Review

Hot Pursuit

Enforcers Angel (Michael Ray Escamilla) and Jesus (Benny Nieves) and are among those chasing a police officer and a witness in her custody across Texas in the female buddy comedy Hot Pursuit.
Enforcers Angel (Michael Ray Escamilla) and Jesus (Benny Nieves) and are among those chasing a police officer and a witness in her custody across Texas in the female buddy comedy Hot Pursuit.

Hot Pursuit features violent deaths, immolation, dismemberment, drug use and graphic descriptions of how lady parts work. Thankfully, director Anne Fletcher (The Proposal, The Guilt Trip) and an able cast manage to make the potentially queasy material funny.

photo

Danielle (Sofia Vergara) and Cooper (Reese Witherspoon) find themselves thrown together on a road trip across Texas in Hot Pursuit.

The storyline is fairly routine, but changing the protagonists to women gives the story, credited to David Feeney and John Quaintance, a freshness it might not have otherwise. Cooper (Reese Witherspoon) is a martinet of a cop who doesn't let her diminutive size or her sex stop her from being the most unyielding officer of the San Antonio police force.
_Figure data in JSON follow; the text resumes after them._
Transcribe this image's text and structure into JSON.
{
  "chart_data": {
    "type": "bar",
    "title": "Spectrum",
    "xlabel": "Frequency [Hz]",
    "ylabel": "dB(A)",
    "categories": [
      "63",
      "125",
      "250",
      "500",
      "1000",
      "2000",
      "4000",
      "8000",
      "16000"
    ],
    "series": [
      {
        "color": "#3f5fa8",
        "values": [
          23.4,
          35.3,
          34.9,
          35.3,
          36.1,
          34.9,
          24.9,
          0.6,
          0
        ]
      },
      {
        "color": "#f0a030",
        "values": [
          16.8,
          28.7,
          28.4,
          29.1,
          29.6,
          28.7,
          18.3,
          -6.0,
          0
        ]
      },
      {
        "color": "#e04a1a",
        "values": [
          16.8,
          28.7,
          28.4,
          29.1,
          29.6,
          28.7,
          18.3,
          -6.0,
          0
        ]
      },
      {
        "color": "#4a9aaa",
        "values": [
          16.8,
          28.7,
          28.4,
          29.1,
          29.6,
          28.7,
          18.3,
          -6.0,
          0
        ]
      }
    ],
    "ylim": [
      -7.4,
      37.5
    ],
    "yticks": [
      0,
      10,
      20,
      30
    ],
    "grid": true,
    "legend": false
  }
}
Her manner is so brusque that she terrifies a first date (Mike Birbiglia, Sleepwalk With Me).

Hot Pursuit

82 Cast: Reese Witherspoon, Sofia Vergara, Richard T. Jones, Joaquin Cosio, Jim Gaffigan, Mike Birbiglia, Vincent Laresca

Director: Anne Fletcher

Rating: PG-13, for sexual content, violence, language and some drug material

Running time: 87 minutes

Despite her pedantic nature, Cooper is stuck running the evidence room because she's committed a blunder so laughable that police all over the nation joke about "pulling a Cooper."

Her lonely time in the evidence room comes to an abrupt end when she is assigned to help a federal agent (Richard T. Jones) escort cartel accountant Felipe (Vincent Laresca) and his disgruntled wife, Daniella (Sofia Vergara), to a Dallas courtroom to testify against a ruthless drug kingpin, Vicente Cortez (Joaquin Cosio).
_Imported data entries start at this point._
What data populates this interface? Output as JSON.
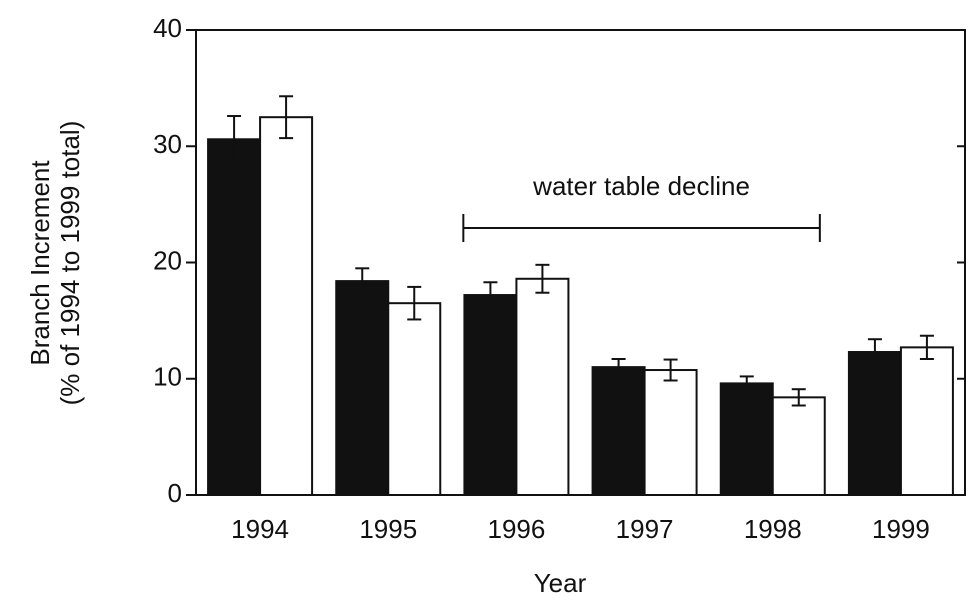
{
  "chart_data": {
    "type": "bar",
    "ylabel": [
      "Branch Increment",
      "(% of 1994 to 1999 total)"
    ],
    "xlabel": "Year",
    "annotation": "water table decline",
    "categories": [
      "1994",
      "1995",
      "1996",
      "1997",
      "1998",
      "1999"
    ],
    "series": [
      {
        "color": "#111111",
        "values": [
          30.6,
          18.4,
          17.2,
          11.0,
          9.6,
          12.3
        ],
        "errors": [
          2.0,
          1.1,
          1.1,
          0.7,
          0.6,
          1.1
        ]
      },
      {
        "color": "#ffffff",
        "values": [
          32.5,
          16.5,
          18.6,
          10.75,
          8.4,
          12.7
        ],
        "errors": [
          1.8,
          1.4,
          1.2,
          0.9,
          0.7,
          1.0
        ]
      }
    ],
    "ylim": [
      0,
      40
    ],
    "yticks": [
      0,
      10,
      20,
      30,
      40
    ]
  }
}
Despite formidable preparations she and the experienced agent have taken, the trip to Dallas quickly becomes a bizarre odyssey that starts when two different sets of gunmen show up at the accountant's door and start shooting.

Cooper and Daniella escape the melee on their own and discover that they have little in common except their contempt for each other. Cooper resents all the cash Daniella and her husband wallowed in while she has worked hard to stop their illegal trade, and the tall, elegant mob wife despises the short, hard-nosed officer who may not be able to protect her.

Feeney and Quaintance's script is a little short on sophistication. A few of the plot twists come faster to viewers than they do to Cooper and Daniella.

There's also a sense the filmmakers have settled for gags that could have used some refining to reach their full potential. The women get around a roadblock in a disguise that wouldn't fool the blind.

That said, women on the run have to think of different ways to get out of challenging situations than men do. When Cooper asks if the prisoner in her care is post-menopausal, her male colleagues chortle, but the question is reasonable, because a monthly cycle can make a long road trip difficult.

Vergara and Witherspoon approach their roles as if subtlety were a vice. In this case, they might be right because a less cartoonish approach would have made some of the mayhem less amusing. Witherspoon, for example, speaks in a broad, machine-gun delivery that's topped off by a thick Texas drawl. It gets even more rapid-fire when she inadvertently ingests some of the cartel's merchandise.

Fletcher keeps things moving, which prevents viewers from getting much of a chance to spot more storyline problems. Her past work as a choreographer also comes in handy for the action scenes. Hot Pursuit isn't mentally taxing, but there is something refreshing in a film that at least bothers to meet its own modest goals.